Substantial studies have demonstrated that fasting therapy (FT) can inhibit the inflammatory response and improve insulin resistance (IR); however, the underlying mechanisms are still unclear. This study aimed to explore the related mechanisms of intermittent FT for the treatment of IR. A rat IR model was established through collaboration of a high-fat diet with streptozotocin (STZ) injection. 8 rats were treated with intermittent FT. A positive control group was treated with metformin (MET).
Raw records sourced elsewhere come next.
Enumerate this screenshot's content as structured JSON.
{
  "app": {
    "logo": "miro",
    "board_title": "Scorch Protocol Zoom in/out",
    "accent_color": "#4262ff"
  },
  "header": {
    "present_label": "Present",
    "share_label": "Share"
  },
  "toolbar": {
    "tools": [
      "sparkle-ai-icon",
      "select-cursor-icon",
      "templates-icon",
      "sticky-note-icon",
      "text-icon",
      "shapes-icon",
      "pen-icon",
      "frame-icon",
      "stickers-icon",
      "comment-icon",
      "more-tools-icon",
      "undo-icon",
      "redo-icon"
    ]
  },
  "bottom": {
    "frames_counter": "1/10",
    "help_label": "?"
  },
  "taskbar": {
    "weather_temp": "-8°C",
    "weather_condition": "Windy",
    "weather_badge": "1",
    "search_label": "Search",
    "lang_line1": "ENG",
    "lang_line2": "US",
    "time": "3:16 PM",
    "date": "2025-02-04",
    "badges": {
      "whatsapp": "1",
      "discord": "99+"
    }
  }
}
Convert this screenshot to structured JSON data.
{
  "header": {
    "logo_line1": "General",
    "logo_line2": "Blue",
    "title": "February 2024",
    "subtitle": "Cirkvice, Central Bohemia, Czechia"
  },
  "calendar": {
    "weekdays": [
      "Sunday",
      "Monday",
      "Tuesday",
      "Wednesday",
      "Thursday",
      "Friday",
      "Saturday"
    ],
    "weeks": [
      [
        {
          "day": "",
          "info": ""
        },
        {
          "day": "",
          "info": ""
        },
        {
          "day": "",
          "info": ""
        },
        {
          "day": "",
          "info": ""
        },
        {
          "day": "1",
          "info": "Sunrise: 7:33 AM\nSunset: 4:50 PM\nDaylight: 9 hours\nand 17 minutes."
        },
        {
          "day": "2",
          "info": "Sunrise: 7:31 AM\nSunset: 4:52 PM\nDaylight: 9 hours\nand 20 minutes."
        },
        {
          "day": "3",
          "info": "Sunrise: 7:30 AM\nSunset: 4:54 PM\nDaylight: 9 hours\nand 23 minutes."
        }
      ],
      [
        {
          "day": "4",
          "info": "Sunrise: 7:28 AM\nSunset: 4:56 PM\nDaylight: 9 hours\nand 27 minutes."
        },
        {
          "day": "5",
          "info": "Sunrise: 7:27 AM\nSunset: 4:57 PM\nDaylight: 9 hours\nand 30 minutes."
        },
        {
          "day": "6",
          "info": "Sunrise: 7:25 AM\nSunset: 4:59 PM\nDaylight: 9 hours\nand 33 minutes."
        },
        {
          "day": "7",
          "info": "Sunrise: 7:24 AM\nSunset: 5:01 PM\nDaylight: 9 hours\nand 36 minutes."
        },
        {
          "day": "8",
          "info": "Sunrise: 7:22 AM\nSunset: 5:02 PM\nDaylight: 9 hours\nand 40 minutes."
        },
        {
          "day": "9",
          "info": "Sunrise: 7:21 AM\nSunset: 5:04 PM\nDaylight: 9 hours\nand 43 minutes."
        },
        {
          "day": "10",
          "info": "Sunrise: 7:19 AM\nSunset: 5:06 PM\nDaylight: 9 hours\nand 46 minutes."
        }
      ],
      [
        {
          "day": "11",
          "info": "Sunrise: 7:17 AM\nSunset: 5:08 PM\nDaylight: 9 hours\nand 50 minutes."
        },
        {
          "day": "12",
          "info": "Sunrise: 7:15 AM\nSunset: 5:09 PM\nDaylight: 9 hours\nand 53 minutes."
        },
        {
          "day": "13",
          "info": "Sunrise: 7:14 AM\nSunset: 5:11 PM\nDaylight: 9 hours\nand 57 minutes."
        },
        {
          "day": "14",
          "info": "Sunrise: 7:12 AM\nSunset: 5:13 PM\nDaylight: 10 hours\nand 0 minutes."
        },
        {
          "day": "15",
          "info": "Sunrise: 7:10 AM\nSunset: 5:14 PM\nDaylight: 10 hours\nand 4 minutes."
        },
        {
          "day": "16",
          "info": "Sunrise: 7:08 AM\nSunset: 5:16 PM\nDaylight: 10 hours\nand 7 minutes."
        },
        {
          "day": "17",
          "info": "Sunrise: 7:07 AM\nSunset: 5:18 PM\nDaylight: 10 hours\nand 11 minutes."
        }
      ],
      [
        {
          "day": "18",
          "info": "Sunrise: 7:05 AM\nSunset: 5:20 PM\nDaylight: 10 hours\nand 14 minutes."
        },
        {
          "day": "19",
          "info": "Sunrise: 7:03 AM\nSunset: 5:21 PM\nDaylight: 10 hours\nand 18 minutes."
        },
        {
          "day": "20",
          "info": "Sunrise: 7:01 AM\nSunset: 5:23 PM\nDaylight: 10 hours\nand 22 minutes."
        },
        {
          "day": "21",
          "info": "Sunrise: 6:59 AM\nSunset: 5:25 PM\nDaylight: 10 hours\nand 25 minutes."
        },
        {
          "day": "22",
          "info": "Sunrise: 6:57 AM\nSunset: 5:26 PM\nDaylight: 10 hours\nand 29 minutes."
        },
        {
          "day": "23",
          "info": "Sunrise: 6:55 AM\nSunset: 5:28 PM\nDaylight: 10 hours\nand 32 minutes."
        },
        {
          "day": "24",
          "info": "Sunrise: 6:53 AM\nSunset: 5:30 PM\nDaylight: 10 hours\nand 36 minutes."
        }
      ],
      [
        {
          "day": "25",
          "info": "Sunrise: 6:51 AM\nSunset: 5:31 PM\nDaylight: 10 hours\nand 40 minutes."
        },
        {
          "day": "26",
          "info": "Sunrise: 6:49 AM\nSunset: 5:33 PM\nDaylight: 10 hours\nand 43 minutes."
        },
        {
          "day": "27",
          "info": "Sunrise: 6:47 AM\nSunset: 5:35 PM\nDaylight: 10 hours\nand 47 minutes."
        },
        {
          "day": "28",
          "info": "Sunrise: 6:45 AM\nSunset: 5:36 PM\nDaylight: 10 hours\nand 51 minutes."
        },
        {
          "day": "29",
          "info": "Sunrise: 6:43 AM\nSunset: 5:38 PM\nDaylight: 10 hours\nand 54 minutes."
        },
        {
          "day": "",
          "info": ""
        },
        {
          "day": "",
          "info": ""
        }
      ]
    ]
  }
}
Mouse 3T3-L1 pre-adipocytes were cultured and induced into adipocytes in vitro, and were used as the cellular IR model. Blood insulin, glucose, and homeostatic model assessment (HOMA)-IR index were determined. Enzyme-linked immunosorbent assay (ELISA) and western blotting were used to detect inflammatory markers. Oil Red O staining determined the lipid accumulation. An NLRP3 inflammasome agonist served to investigate the effects of FT on IR in 3T3-L1 adipocytes. The high levels of blood insulin, glucose, and HOMA-IR induced by high-fat diet and STZ were significantly decreased by FT. The FT also reduced the level of C-reactive protein (CRP), interleukin (IL)-1β, IL-18, caspase-1, and increased the expression of glucose transporter 1 (GLUT1), insulin receptor substrate 1 (IRS1), and IRS2 in both the rat models and 3T3-L1 adipocytes. In addition, FT significantly relieved lipid accumulation in the liver of rats. Application of NLRP3 inflammasome agonist weakened the effect of FT on IR in the IR 3T3-L1 adipocytes. These results suggest that FT can ameliorate the high-fat diet-and STZ-induced IR in rats through inhibition of NLRP3 inflammasome.